Clair grinned, wanting to pat herself on the back. "While the vampire's away, the scientist will play," she whispered as she reached the bottom of the stone steps.
A heavy wooden door loomed to her left. Cautiously, Clair inched it open. The bottom scraped against the hard stone floor and the sound echoed off the walls. Her heartbeat did a staccato dance in her chest.
"You can do this," she said. "Be the brave Frankenstein I know you sometimes are." Gathering her courage like a warm coat against brutal wind, she prepared to enter the room which she believed held Baron Huntsley's coffin.
She knew she must be brave and must loose caution to the winds in the search for truth. No matter the danger or the hardship, she must march onward and prevail. "The truth at all costs," she reminded herself. It was the Frankenstein family motto, and mottoes must be upheld—else why have them, she reasoned quietly.
Still, sneaking about in the dark in the minutes just past midnight, the witching hour, looking for the coffin of a vampire, might be throwing a bit more than caution to the winds. In fact, some people might just call it pressing her luck. She knew her aunt Mary felt that way. Unlike her great-aunt Abby, who, eccentric and mad as a hatter, was always remarking, "Off with their heads." Of course, Abby was Queen Elizabeth this week, and that was one of her favorite Queen Elizabeth lines.
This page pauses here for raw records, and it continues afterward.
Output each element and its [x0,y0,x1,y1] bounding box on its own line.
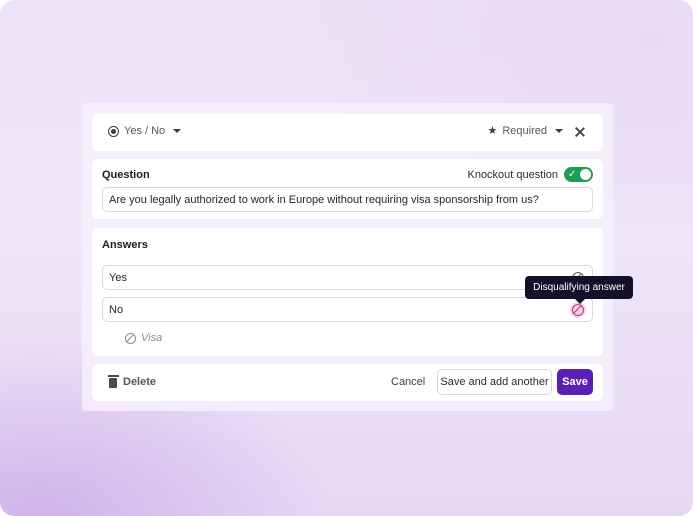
answer-value: No [109,303,124,316]
question-input[interactable]: Are you legally authorized to work in Eu… [102,187,593,212]
delete-label: Delete [123,376,157,388]
question-label: Question [102,169,150,181]
delete-button[interactable]: Delete [107,375,157,388]
answer-input-yes[interactable]: Yes [102,265,593,290]
save-button[interactable]: Save [557,369,593,395]
knockout-toggle-group: Knockout question ✓ [467,167,593,182]
tag-label: Visa [141,332,163,344]
chevron-down-icon [555,129,563,133]
toggle-knob [580,169,591,180]
question-type-label: Yes / No [124,125,166,137]
radio-icon [108,125,119,137]
knockout-label: Knockout question [467,168,558,181]
disqualifying-answer-tooltip: Disqualifying answer [525,276,633,304]
trash-icon [107,375,119,388]
disqualification-tag[interactable]: Visa [125,332,162,344]
check-icon: ✓ [568,169,577,180]
answer-input-no[interactable]: No [102,297,593,322]
required-dropdown[interactable]: ★ Required [487,125,563,137]
required-label: Required [502,125,547,137]
ban-icon [125,332,136,344]
knockout-toggle[interactable]: ✓ [564,167,593,182]
question-editor: Yes / No ★ Required Question Knockout qu… [82,103,613,411]
answer-value: Yes [109,271,127,284]
question-type-dropdown[interactable]: Yes / No [108,125,182,137]
question-type-bar: Yes / No ★ Required [92,114,603,151]
cancel-button[interactable]: Cancel [391,376,425,388]
chevron-down-icon [173,129,182,133]
star-icon: ★ [487,124,498,137]
close-icon[interactable] [574,126,586,138]
save-and-add-another-button[interactable]: Save and add another [437,369,552,395]
action-bar: Delete Cancel Save and add another Save [92,364,603,401]
answers-label: Answers [102,239,148,251]
disqualify-toggle-icon[interactable] [572,304,584,316]
question-section: Question Knockout question ✓ Are you leg… [92,159,603,219]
Clair entered the room, thinking to herself, "I shall prevail."
Scanning the looming blackness, she nervously sucked on her lower lip, moving her candle to her left hand while her right hand grasped the rather large silver cross around her neck. A bit of wax dropped on her skin and she gasped slightly at the pain as she moved slowly into the eerie room. Candlelight danced across the damp stone walls, highlighting the large marble crypt in the corner.
"Aha! I have it!" she announced joyfully, her eyes dancing with both pride and excitement. The vault room was exactly as she had pictured in her overactive imagination: dark, dank, gloomy, with a hidden treasure… her treasure! Some might consider it hideous, but not Clair. She found the coffin absolutely, magnificently marvelous. She was a genius. But then that was never in doubt, with her Frankenstein genes, she thought cheerfully.